Bill to Help Western Slope Cities Utilize Low-Speed Electric Vehicles Passes Senate Today
DENVER– Today, the Senate unanimously passed Senate Bill 13, a bill sponsored by Senator Gail Schwartz (D-Snowmass), to allow low-speed electric vehicles to travel safely on specific roadways up to 40 MPH. Under current law, low-speed electric vehicles are limited to roadways of 35 MPH, restricting cities that are intersected by state highways with posted speeds of 40MPH from fully utilizing their fleet. By adjusting speed limit limitations from 35 MPH to 40 MPH, this bill will help Western Slope communities like Rifle and Aspen to fully integrate their electric vehicles.
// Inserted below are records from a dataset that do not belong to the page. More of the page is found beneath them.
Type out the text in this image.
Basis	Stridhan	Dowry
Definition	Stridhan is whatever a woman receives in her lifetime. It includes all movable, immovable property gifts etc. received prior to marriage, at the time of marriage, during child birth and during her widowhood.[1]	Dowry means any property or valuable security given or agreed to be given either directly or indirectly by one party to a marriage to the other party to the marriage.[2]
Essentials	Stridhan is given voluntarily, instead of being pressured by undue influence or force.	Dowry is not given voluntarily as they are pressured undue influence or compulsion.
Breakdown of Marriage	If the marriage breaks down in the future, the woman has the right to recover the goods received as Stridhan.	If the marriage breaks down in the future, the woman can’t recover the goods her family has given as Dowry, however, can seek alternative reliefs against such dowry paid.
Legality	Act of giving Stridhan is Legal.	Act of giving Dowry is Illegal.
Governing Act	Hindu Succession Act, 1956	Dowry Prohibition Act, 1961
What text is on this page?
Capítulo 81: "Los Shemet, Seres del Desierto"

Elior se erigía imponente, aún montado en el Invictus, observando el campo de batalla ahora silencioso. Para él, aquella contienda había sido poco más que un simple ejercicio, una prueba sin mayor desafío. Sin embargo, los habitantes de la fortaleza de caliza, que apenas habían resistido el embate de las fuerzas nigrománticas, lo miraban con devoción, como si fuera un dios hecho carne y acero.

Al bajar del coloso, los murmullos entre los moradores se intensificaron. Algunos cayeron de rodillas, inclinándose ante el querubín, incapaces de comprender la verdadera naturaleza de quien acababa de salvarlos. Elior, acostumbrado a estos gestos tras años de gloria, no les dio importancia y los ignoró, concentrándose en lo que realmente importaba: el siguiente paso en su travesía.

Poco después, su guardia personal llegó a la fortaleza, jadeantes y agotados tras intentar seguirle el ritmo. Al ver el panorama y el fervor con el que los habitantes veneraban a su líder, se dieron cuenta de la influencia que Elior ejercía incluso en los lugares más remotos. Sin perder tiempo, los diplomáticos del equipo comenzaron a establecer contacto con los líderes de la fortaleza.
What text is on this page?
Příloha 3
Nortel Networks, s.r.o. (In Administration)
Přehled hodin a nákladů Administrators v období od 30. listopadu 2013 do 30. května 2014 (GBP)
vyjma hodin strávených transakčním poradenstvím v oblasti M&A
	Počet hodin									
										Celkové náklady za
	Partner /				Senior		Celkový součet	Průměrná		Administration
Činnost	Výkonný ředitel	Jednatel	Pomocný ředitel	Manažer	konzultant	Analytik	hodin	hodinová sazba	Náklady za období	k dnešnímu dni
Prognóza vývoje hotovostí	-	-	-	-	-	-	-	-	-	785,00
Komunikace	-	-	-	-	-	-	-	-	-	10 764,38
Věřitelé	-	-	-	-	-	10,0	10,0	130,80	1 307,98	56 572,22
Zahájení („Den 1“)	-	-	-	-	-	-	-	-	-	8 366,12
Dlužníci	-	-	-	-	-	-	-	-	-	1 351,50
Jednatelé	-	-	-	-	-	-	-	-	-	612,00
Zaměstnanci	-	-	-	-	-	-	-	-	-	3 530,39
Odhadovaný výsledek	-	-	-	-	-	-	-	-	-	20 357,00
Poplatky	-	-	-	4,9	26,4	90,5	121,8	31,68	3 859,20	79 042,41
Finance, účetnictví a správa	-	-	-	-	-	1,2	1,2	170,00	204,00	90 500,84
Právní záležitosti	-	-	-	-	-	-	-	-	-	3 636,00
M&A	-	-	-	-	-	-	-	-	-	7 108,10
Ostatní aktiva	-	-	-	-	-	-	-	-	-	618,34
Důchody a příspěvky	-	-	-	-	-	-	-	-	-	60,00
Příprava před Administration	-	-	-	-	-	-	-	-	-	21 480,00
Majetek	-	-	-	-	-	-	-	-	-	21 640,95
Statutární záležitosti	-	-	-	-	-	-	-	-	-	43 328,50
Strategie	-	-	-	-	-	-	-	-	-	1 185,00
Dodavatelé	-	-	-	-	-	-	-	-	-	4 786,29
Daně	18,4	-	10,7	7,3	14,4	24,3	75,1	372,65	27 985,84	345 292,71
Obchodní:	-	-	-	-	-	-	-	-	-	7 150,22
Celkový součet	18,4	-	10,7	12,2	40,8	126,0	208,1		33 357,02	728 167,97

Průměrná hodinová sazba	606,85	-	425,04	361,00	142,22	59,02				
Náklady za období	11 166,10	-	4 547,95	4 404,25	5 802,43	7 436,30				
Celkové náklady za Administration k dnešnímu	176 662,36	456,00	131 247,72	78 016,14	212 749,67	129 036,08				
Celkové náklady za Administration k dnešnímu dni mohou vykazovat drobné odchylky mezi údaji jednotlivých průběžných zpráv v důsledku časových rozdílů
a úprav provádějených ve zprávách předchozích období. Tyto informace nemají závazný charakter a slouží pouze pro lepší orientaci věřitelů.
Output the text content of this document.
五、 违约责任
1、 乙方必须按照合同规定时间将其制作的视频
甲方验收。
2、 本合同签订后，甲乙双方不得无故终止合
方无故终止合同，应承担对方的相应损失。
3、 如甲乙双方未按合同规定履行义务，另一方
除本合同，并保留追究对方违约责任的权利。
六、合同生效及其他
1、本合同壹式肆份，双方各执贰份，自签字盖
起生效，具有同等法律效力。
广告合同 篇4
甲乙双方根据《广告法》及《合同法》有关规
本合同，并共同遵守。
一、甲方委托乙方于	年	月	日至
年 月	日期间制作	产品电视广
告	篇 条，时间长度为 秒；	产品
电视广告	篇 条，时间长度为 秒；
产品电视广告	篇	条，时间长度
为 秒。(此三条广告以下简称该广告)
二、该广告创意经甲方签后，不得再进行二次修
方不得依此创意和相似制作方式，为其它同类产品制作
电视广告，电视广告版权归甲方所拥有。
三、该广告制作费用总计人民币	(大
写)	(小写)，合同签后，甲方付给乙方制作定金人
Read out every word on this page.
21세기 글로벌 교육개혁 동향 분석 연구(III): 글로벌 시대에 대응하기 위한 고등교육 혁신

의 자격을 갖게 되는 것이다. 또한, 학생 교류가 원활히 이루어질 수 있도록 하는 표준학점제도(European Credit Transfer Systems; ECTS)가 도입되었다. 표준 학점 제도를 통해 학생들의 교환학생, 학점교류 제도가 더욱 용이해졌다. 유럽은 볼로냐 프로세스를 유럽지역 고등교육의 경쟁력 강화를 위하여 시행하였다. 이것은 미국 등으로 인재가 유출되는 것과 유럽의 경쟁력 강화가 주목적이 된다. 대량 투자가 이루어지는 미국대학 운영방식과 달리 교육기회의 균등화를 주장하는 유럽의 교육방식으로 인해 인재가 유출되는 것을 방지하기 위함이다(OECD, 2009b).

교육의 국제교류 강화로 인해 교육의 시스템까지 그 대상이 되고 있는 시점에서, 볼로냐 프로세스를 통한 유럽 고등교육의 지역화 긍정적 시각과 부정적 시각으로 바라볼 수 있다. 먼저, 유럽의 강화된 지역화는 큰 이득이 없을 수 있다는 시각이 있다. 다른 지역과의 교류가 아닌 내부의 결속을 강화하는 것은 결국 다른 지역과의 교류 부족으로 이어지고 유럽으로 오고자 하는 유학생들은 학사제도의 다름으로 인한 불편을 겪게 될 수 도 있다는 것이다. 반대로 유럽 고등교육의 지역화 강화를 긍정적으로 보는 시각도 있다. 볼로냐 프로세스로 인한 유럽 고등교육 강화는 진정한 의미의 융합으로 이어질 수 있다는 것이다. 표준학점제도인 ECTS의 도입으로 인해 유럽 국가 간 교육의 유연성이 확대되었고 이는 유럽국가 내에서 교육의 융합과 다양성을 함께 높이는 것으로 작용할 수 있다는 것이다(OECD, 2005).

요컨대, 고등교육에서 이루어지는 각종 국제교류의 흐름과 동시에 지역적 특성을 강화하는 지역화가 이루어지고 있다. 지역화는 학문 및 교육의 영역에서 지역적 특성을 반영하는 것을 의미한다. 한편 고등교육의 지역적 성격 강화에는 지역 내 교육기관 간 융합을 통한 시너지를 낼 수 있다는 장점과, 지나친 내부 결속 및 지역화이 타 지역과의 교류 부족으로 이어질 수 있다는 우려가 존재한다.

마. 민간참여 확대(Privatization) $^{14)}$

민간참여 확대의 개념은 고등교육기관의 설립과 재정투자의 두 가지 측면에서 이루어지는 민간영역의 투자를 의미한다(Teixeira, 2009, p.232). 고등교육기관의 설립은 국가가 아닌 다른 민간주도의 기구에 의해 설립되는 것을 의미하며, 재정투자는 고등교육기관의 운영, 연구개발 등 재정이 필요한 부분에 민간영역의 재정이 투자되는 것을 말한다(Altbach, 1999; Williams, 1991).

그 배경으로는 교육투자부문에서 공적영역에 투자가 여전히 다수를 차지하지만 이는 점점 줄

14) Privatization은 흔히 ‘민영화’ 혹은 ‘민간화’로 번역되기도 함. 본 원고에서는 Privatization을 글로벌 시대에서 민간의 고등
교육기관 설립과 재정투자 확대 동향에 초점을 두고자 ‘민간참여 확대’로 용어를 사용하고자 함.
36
Senator Schwartz offered the following comment on Senate Bill 13 today:
“It’s a good day for Colorado’s communities as they have gained additional flexibility when dealing with the Colorado Department of Transportation (CDOT) to solve local issues. I am pleased to assist cities using electric vehicles as a solution to their transportation needs.”
Mike Braaten, Government Affairs Coordinator for the City of Rifle, offered the following support for Senate Bill 13 today:
“The City of Rifle purchased a fleet of four low-speed electric vehicles in an effort to diversify its fleet and realize cost savings in fuel and vehicle maintenance, but due to the current speed limit law, it is impossible to fully access our community. With the current limitation of 35 mph, our low-speed electric vehicles aren’t legally able to cross the CDOT-controlled bridge, posted at 40 mph, that serves to connect the portions of our city. We are grateful for Senator Schwartz’s willingness to pursue the issue which will help us, and other cities and towns in our shoes, to develop community-specific solutions.”
Senator Schwartz helped coordinate conversations between affected communities, the Colorado Department of Transportation (CDOT) and the State Patrol to build a consensus to develop SB12-013.